Project description:A recent study of the replicability of key psychological findings is a major contribution toward understanding the human side of the scientific process. Despite the careful and nuanced analysis reported, the simple narrative disseminated by the mass, social, and scientific media was that in only 36% of the studies were the original results replicated. In the current study, however, we showed that 77% of the replication effect sizes reported were within a 95% prediction interval calculated using the original effect size. Our analysis suggests two critical issues in understanding replication of psychological studies. First, researchers' intuitive expectations for what a replication should show do not always match with statistical estimates of replication.
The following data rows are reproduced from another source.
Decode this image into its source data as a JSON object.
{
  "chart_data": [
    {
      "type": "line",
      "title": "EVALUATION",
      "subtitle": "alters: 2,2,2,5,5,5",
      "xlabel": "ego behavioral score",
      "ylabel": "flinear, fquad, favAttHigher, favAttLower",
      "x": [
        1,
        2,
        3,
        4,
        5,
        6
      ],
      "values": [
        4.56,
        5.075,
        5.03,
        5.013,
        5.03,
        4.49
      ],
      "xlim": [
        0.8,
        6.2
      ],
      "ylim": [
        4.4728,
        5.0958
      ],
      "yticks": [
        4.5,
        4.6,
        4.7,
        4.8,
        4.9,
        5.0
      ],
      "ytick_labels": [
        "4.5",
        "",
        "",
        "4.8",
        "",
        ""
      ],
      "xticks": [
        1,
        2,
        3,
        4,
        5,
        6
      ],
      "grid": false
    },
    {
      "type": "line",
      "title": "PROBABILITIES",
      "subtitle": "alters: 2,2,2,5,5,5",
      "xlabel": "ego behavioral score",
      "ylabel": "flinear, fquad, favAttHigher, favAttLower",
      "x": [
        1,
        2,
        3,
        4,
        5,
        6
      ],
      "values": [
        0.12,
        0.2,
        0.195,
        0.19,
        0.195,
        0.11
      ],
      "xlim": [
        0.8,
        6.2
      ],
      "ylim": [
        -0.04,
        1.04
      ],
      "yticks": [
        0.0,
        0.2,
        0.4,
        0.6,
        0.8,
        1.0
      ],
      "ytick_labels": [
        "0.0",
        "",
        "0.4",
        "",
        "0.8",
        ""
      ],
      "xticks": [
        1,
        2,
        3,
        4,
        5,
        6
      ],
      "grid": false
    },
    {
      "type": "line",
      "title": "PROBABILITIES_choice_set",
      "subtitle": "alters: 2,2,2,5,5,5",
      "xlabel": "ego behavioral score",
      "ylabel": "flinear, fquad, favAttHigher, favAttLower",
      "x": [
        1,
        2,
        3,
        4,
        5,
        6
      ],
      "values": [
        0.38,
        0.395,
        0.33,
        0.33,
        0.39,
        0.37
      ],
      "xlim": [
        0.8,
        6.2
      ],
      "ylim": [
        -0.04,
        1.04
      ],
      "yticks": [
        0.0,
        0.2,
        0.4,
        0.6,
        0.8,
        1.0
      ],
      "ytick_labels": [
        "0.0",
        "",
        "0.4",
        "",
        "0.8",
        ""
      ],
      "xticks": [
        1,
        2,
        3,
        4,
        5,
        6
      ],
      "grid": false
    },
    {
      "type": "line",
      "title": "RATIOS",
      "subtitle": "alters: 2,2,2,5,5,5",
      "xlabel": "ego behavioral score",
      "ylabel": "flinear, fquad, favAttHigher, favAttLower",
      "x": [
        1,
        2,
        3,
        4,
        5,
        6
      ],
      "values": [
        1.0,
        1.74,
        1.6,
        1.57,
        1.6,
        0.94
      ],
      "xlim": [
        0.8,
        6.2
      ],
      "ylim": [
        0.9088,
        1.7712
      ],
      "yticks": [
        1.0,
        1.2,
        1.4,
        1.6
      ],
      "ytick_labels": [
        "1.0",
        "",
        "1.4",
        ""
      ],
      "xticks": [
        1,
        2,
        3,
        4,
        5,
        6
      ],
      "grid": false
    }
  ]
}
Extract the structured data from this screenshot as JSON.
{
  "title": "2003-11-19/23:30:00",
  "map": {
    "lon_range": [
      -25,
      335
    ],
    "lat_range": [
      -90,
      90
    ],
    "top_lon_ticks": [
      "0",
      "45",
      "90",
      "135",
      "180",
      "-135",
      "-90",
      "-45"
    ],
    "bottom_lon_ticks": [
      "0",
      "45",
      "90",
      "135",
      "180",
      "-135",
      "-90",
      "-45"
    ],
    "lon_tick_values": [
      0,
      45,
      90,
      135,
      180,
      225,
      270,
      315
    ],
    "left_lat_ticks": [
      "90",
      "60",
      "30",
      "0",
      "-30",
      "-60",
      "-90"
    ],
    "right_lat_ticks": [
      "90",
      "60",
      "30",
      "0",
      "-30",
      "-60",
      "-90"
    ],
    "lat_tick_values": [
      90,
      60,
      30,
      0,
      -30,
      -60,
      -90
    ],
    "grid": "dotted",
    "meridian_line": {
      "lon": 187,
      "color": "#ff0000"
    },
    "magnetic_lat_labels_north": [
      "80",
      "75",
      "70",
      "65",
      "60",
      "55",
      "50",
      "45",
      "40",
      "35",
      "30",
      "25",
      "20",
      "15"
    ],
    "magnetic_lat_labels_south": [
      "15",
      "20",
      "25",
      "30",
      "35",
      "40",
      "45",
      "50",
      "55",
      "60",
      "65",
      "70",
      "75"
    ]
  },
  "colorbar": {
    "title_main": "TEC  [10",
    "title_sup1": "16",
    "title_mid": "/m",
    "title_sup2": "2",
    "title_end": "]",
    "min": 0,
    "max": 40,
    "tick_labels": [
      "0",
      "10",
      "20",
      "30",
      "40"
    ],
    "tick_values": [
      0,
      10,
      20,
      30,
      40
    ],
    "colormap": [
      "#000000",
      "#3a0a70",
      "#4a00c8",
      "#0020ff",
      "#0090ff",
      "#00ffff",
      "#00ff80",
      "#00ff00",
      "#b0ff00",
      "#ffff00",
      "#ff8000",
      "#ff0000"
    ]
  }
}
Second, when the results of original studies are very imprecise, they create wide prediction intervals-and a broad range of replication effects that are consistent with the original estimates. This may lead to effects that replicate successfully, in that replication results are consistent with statistical expectations, but do not provide much information about the size (or existence) of the true effect. In this light, the results of the Reproducibility Project: Psychology can be viewed as statistically consistent with what one might expect when performing a large-scale replication experiment.